How I’m Continuing To Create In An Unsettled Time
Creating in an unsettled time of life is hard.
I’ve had to embrace where I am right now in my life, in between homes due to a relationship break up, and accept that my art practice may be inconsistent, sporadic and lacking direction. As I wrote those last few words I realised it’s reflecting my life as well as my art, although, as time goes by I am slowly getting clearer about what I want and where I want to head next in my life.

In the meantime, I’m taking my little homemade sketchbooks on my walks while I explore the landscape around where I have temporarily landed. Quick captures of moments of beauty. Snapshots of what delights me. All of it grounds me in the aftermath of upheaval.
Using materials that are easy to work with and clean up, I have a bit of space on a table and I’m conscious of using a scale that doesn’t take up much room, and ensuring the materials are quick drying. I did get into a groove of painting with my oils again only to pack them up as I had to move around ‘homes’ for a month.
It felt so good to be working with colour after my foray into monochromatic work (which I still really love to do), and my plan is to retrieve the oils from my storage unit once again, and work with them despite the current limitations.

I also discovered another way to continue working on my art through Lynxhead in Dunbar. Recommended by one of my artist friends last year, I was finally able to book onto a drypoint etching workshop, taught by the lovely Ruth back in April, and then found out I would have six months’ free membership from having attended the workshop. Meaning I could book sessions to use the facilities!
While drypoint etching is still very new to me, it’s been really fun to get into something I know nothing about and have a go. It has helped me to be mindful and focused as nothing is automatic yet. I can’t think of anything except what I’m doing. And that’s refreshing.

Using recent sketches from my wee sketchbooks – those snapshots from my walks – I am playing with creating prints that speak to me. I’m immersing myself in experimenting with no end in mind. Just seeing where it goes, what works, what doesn’t, and then figuring out where I might want to go next.
Perhaps this is what I am doing in my own life, too?
In the workshop, Ruth supplied me with three different ‘plates’ to experiment with: cardboard, perspex, and zinc. I had access to all the tools and used my sketches as inspiration. Of course I forgot to do the mirror image for one of them, but it didn’t matter, I still liked it.
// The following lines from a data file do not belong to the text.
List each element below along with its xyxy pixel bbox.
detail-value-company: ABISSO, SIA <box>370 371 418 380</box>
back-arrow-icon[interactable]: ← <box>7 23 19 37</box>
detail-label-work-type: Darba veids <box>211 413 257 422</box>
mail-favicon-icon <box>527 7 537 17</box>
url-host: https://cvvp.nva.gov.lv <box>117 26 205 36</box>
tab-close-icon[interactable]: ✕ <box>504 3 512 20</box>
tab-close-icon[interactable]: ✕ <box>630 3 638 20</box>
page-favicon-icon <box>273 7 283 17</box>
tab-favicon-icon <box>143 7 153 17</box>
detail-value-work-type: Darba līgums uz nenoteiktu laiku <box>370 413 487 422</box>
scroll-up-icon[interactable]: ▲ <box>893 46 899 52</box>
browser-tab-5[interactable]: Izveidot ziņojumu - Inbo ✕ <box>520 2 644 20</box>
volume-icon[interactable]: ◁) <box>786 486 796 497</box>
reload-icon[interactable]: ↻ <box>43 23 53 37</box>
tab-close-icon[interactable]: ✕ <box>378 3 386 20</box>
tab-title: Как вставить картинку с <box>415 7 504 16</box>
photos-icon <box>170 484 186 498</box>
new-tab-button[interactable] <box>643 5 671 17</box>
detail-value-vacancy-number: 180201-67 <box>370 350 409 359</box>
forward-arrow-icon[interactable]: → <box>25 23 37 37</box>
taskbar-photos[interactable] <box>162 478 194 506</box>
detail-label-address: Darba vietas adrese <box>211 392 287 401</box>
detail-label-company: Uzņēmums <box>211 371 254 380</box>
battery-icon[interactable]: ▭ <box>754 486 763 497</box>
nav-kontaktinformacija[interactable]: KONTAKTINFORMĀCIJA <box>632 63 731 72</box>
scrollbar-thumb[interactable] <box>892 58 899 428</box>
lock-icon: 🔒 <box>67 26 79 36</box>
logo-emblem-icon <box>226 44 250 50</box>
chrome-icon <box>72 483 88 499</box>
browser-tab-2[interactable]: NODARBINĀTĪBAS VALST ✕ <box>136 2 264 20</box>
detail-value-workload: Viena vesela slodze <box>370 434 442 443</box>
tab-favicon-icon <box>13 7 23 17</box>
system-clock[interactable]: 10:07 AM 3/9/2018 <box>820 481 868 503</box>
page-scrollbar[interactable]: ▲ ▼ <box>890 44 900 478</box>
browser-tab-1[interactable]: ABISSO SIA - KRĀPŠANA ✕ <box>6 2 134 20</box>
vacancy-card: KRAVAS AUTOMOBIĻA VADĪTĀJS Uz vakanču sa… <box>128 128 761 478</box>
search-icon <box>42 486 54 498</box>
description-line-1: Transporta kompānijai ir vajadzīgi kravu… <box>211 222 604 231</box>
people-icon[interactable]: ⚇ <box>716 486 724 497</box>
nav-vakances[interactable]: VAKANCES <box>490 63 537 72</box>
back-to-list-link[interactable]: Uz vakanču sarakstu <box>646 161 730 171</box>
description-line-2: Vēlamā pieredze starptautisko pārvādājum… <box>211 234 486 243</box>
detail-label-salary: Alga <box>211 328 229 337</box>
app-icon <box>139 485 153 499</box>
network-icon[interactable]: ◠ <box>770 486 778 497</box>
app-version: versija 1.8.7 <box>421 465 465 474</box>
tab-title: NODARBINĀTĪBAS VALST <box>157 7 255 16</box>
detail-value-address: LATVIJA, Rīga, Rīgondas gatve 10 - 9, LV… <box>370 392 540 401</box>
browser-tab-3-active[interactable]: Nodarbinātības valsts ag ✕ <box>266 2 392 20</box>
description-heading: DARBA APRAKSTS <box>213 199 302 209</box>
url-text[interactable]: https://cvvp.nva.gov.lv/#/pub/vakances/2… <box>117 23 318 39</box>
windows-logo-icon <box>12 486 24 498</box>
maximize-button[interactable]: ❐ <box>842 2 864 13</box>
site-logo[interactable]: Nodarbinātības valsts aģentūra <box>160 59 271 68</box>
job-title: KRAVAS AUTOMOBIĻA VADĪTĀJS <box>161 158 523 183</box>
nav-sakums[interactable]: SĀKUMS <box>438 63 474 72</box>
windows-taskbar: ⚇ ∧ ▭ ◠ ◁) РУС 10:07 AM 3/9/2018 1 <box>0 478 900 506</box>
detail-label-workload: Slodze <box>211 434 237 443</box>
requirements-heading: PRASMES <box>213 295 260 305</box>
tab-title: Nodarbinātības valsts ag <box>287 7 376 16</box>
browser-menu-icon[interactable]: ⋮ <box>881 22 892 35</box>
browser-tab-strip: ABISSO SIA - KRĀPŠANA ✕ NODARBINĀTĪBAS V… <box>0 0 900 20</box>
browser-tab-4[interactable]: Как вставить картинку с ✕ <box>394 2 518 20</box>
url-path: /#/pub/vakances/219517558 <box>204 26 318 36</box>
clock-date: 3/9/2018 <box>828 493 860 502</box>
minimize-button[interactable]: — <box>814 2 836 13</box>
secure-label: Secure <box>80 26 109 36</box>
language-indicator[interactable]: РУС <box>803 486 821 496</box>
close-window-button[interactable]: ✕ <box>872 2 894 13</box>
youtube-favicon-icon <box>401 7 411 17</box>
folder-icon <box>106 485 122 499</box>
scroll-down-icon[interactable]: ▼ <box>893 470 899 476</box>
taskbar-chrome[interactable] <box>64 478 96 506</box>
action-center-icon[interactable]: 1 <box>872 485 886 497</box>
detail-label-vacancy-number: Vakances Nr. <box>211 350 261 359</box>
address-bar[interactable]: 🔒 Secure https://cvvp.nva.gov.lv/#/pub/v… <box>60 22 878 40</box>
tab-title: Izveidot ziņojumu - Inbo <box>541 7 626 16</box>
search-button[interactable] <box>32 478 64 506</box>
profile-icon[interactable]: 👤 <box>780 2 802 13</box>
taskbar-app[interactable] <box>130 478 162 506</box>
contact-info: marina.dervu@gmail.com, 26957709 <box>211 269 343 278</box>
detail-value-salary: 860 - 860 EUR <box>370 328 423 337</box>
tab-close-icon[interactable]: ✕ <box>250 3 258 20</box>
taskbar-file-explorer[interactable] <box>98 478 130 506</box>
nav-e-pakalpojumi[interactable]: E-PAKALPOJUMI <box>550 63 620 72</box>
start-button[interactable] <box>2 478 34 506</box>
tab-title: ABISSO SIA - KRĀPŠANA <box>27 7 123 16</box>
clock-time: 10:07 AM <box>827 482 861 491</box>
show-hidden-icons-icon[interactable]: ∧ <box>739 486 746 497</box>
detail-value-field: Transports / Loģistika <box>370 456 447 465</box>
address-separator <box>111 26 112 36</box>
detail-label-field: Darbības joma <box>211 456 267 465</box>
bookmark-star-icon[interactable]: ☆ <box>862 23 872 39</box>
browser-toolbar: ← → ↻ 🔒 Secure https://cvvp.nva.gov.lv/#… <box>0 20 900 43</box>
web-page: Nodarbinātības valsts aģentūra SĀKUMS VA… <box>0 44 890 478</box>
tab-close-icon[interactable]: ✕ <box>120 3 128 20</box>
I was surprised to find out you can use cardboard to etch into. It needs a gloss medium over the top when you’re done and then it’s a plate for inking up and printing with. Incredible! So I’ve been upcycling the cardboard from boxes of tea and cereal bars.
I’ve gone back for two sessions already and both times I used the ultramarine ink instead of black and I loved the colour and the feeling it evoked within me. It reminded me of Delfts Blauw (Delft Blue, Dutch ceramics), and gave me a feeling of home. If you didn’t know, I was born and brought up in The Netherlands, not far from Delft.

Over the month I had to move around (while I was still working full time) I used my little sketchbooks to capture the landscape around wherever I was staying. From Abbey St Bathans to the Trossachs to Pease Bay, I chose a variety of landscapes that spoke to my heart, and was lucky enough to find accommodation in those places. I also chose to embrace the spirit of adventure, and even though I felt exhausted, it was uplifting to consider my situation in that way. I could’ve easily slipped into a “poor me” mindset (and before I consciously chose to think differently I was heading that way) but I really didn’t want to go there.
Now that I am a bit more settled for the time being, I’ll continue taking my little sketchbooks on my walks, play with the printing press and progress with my oils…and see what I discover in the process.
Only by doing and experimenting will I find out.
How do you continue to create in an unsettled time? What helps you to keep going? I’d love to hear.